Пойди Оппенгеймер на такой шаг, его жизнь сложилась бы иначе, лучше. Но он, как и Конант, в который раз подчинился генеральной линии. В то же время Роберт не мог скрыть своей неприязни к тем, кто продавил это решение. Вечером, когда Трумэн выступил с заявлением, Оппенгеймер был вынужден присутствовать в отеле «Шорхэм» на дне рождения Стросса, которому исполнилось пятьдесят четыре года. Репортер заметил, что Оппенгеймер стоял один в углу, и заметил: «У вас не очень праздничный вид». Оппенгеймер пробормотал в ответ: «Пир во время чумы». Когда Стросс попытался представить знаменитому физику своего сына и его жену, Оппенгеймер небрежно подал руку через плечо и, не говоря ни слова, отвернулся. Этот жест, естественно, привел Стросса в ярость.

Решение о создании водородной бомбы принималось келейно, без публичного обсуждения и, по мнению Оппенгеймера, без честной оценки последствий. Скрытность стала служанкой безграмотных политиков, поэтому Оппенгеймер решил выступить против скрытности как таковой. 12 февраля 1950 года Оппенгеймер принял участие в телепремьере воскресного утреннего ток-шоу Элеоноры Рузвельт и открыто подверг сомнению манеру принятия решения, касавшегося водородной бомбы, что страшно разозлило Стросса. «Эти технические вопросы очень сложны, — сказал телезрителям Оппенгеймер, — однако они затрагивают самые основы нашей нравственности. То, что такие решения принимаются на основании фактов, которые держат в секрете, является для нас серьезной угрозой». В глазах Стросса выступление Оппенгеймера означало открытое неповиновение президенту, и Стросс позаботился, чтобы Белый дом получил расшифровку выступления.

Летом того же года Оппенгеймер в «Бюллетене ученых-атомщиков» повторил, что «решения принимались на основании фактов, которые держат от нас в секрете». На его взгляд, это было неумно и неуместно: «Имеющие отношение к делу факты не принесут пользы противнику, но незаменимы для понимания вопросов политики». В администрации президента его не поддержали. Тяга к скрытности только усугубилась.
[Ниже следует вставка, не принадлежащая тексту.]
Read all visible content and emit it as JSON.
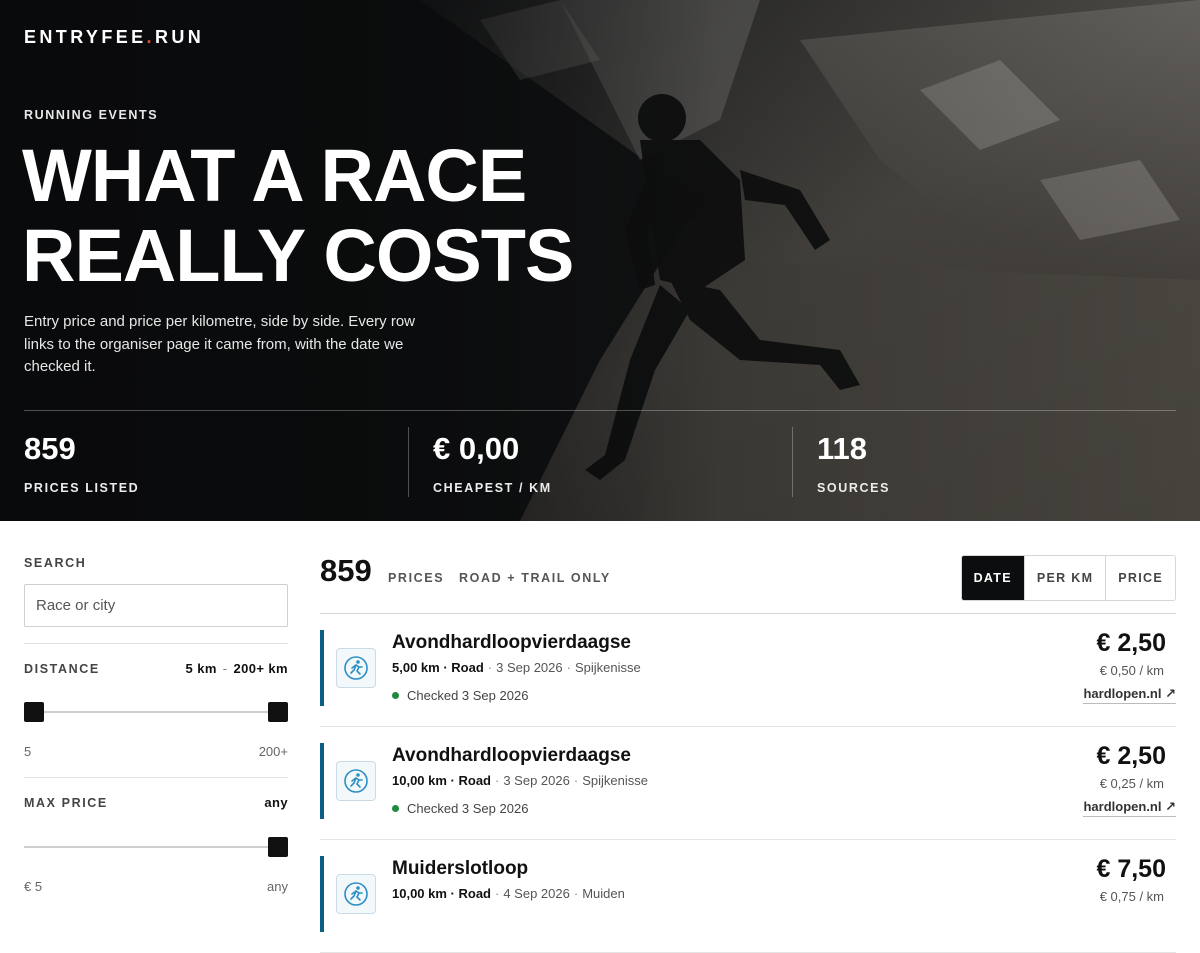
{
  "brand": {
    "name": "ENTRYFEE",
    "dot": ".",
    "suffix": "RUN"
  },
  "hero": {
    "kicker": "RUNNING EVENTS",
    "headline_line1": "WHAT A RACE",
    "headline_line2": "REALLY COSTS",
    "intro": "Entry price and price per kilometre, side by side. Every row links to the organiser page it came from, with the date we checked it.",
    "stats": [
      {
        "value": "859",
        "label": "PRICES LISTED"
      },
      {
        "value": "€ 0,00",
        "label": "CHEAPEST / KM"
      },
      {
        "value": "118",
        "label": "SOURCES"
      }
    ]
  },
  "sidebar": {
    "search_label": "SEARCH",
    "search_placeholder": "Race or city",
    "distance": {
      "label": "DISTANCE",
      "from": "5 km",
      "sep": "-",
      "to": "200+ km",
      "tick_min": "5",
      "tick_max": "200+",
      "low": 0,
      "high": 1
    },
    "max_price": {
      "label": "MAX PRICE",
      "value": "any",
      "tick_min": "€ 5",
      "tick_max": "any",
      "level": 1
    }
  },
  "list": {
    "count": "859",
    "count_label": "PRICES",
    "filter_label": "ROAD + TRAIL ONLY",
    "sort": [
      "DATE",
      "PER KM",
      "PRICE"
    ],
    "sort_active": "DATE",
    "items": [
      {
        "title": "Avondhardloopvierdaagse",
        "distance": "5,00 km",
        "type": "Road",
        "date": "3 Sep 2026",
        "city": "Spijkenisse",
        "checked": "Checked 3 Sep 2026",
        "price": "€ 2,50",
        "per_km": "€ 0,50 / km",
        "source": "hardlopen.nl ↗"
      },
      {
        "title": "Avondhardloopvierdaagse",
        "distance": "10,00 km",
        "type": "Road",
        "date": "3 Sep 2026",
        "city": "Spijkenisse",
        "checked": "Checked 3 Sep 2026",
        "price": "€ 2,50",
        "per_km": "€ 0,25 / km",
        "source": "hardlopen.nl ↗"
      },
      {
        "title": "Muiderslotloop",
        "distance": "10,00 km",
        "type": "Road",
        "date": "4 Sep 2026",
        "city": "Muiden",
        "checked": "",
        "price": "€ 7,50",
        "per_km": "€ 0,75 / km",
        "source": ""
      }
    ]
  },
  "colors": {
    "accent": "#e4502c",
    "bar": "#0b5f86",
    "check": "#1e8a3c"
  },
  "icons": {
    "runner_logo": "runner-icon",
    "external": "external-link-icon"
  }
}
Оппенгеймер почти пять лет пытался использовать свой престиж и статус знаменитого ученого, чтобы изнутри повлиять на вашингтонский истеблишмент, сложившийся вокруг вопросов национальной безопасности. Старые друзья с левыми взглядами, Фил Моррисон, Боб Сербер и его собственный брат предупреждали, что это пустая затея. Роберт потерпел первую неудачу, когда в 1946 году Трумэн назначением Бернарда Баруха сорвал план Ачесона — Лилиенталя по международному контролю над атомными бомбами. И теперь опять не смог убедить президента и членов администрации отказаться от, выражаясь словами Конанта, «этого гнилого дела». Администрация поддержала план создания бомбы, которая была в 1000 раз смертоноснее сброшенной на Хиросиму. Тем не менее Оппенгеймер не стал «вносить смуту», хотя, оставаясь инсайдером, вел себя все более прямолинейно и выглядел все более неблагонадежным.

Глава тридцать первая. «Недобрые слова об Оппи»

Какое непотребство! Однако ваше твердое положение в жизни Америки эти нападки поколеблют не больше, чем дуновение ветерка гибралтарскую скалу.

Дэвид Лилиенталь Роберту Оппенгеймеру 10 мая 1950 года

После «нашего большого, плохо организованного выпада против супероружия», как его назвал Оппенгеймер, глубоко уязвленный Оппи ретировался в Принстон. Весной того же года Джордж Кеннан прислал ему письмо: «Вы, пожалуй, даже не подозреваете, до какой степени вы стали моей интеллектуальной совестью». Дебаты о супербомбе выковали единство этих двух выдающихся умов, вытекающее из сходства внутренних побуждений и ментальности, направленных против оборонной стратегии, стержень которой составляла угроза развязывания ядерной войны.